The Fourth of July was always fun involving BBQs and lighting shit on fire, but since “The great firework fiasco of 2006,” no one wants to come in contact with anything other than sparklers. Getting older means learning that it’s all fun and games until someone loses a finger.
Thanksgiving was once two holidays: the actual food fest, and the night before. Over the past few years you have come to realize that getting hammered on Black Wednesday only interferes with your full schedule of eating, napping, and repeating the next day. I for one can’t compromise my stomach for the eating Olympics.
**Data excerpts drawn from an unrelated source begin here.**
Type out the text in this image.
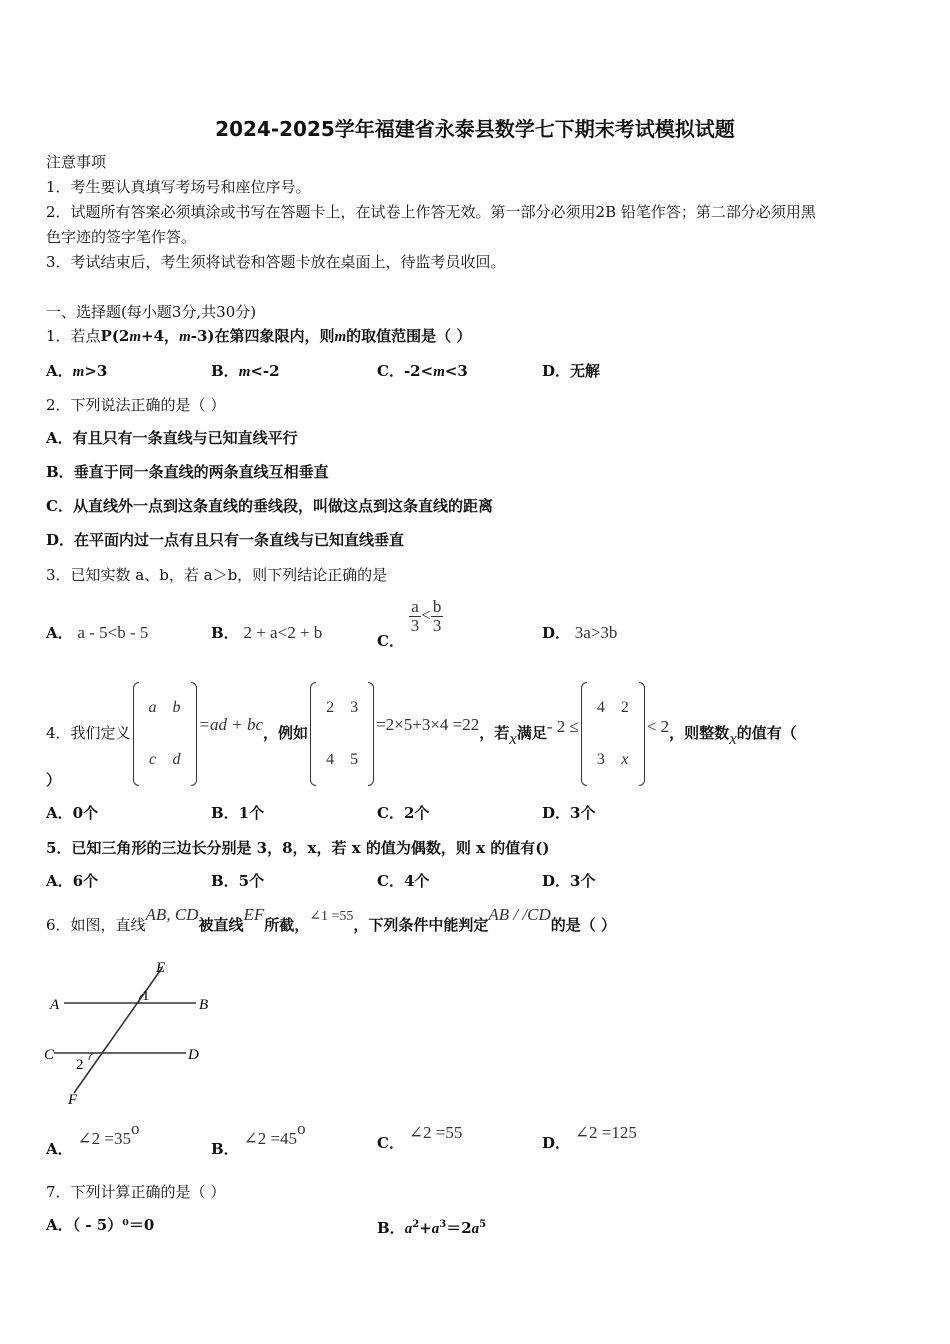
2024-2025学年福建省永泰县数学七下期末考试模拟试题
注意事项
1．考生要认真填写考场号和座位序号。
2．试题所有答案必须填涂或书写在答题卡上，在试卷上作答无效。第一部分必须用2B 铅笔作答；第二部分必须用黑
色字迹的签字笔作答。
3．考试结束后，考生须将试卷和答题卡放在桌面上，待监考员收回。
一、选择题(每小题3分,共30分)
1．若点P(2m+4，m-3)在第四象限内，则m的取值范围是（ ）
A．m>3	B．m<-2	C．-2<m<3	D．无解
2．下列说法正确的是（ ）
A．有且只有一条直线与已知直线平行
B．垂直于同一条直线的两条直线互相垂直
C．从直线外一点到这条直线的垂线段，叫做这点到这条直线的距离
D．在平面内过一点有且只有一条直线与已知直线垂直
3．已知实数 a、b，若 a＞b，则下列结论正确的是
A． a - 5<b - 5	B． 2 + a<2 + b	C．
$\frac{a}{3} < \frac{b}{3}$	D． 3a>3b
4．我们定义
a	b
c	d
=ad + bc，例如
2	3
4	5
=2×5+3×4 =22，若x满足- 2 ≤
4	2
3	x
< 2，则整数x的值有（
）
A．0个	B．1个	C．2个	D．3个
5．已知三角形的三边长分别是 3，8，x，若 x 的值为偶数，则 x 的值有()
A．6个	B．5个	C．4个	D．3个
6．如图，直线AB, CD被直线EF所截，∠1 =55，下列条件中能判定AB / /CD的是（ ）
E
A	B
1
C	D
2
F
A． ∠2 $=35^o$
B． ∠2 $=45^o$
C． ∠2 =55
D． ∠2 =125
7．下列计算正确的是（ ）
A．（ - 5）⁰＝0	B．$a^2+a^3=2a^5$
Let’s be honest, Christmas was once the greatest day of your life. All you had to do was show up to get showered with presents from relatives you forgot existed while your mom made you endless amounts of cookies and hot cocoa. Fast forward to today where your Christmas list is a mile long, and all you want to do is spend all your cash on wine to survive all the family functions you are obligated to attend.
Finally, there is New Year’s. Remember buying the tickets, ordering a limo, and finding the perfect dress? A night with endless possibilities…which you have come to realize is just another effing night only on this particular one you get to spend three times as much to be annoyed and hung over. Also, don’t forget to make your umpteen resolution you will literally break the following day.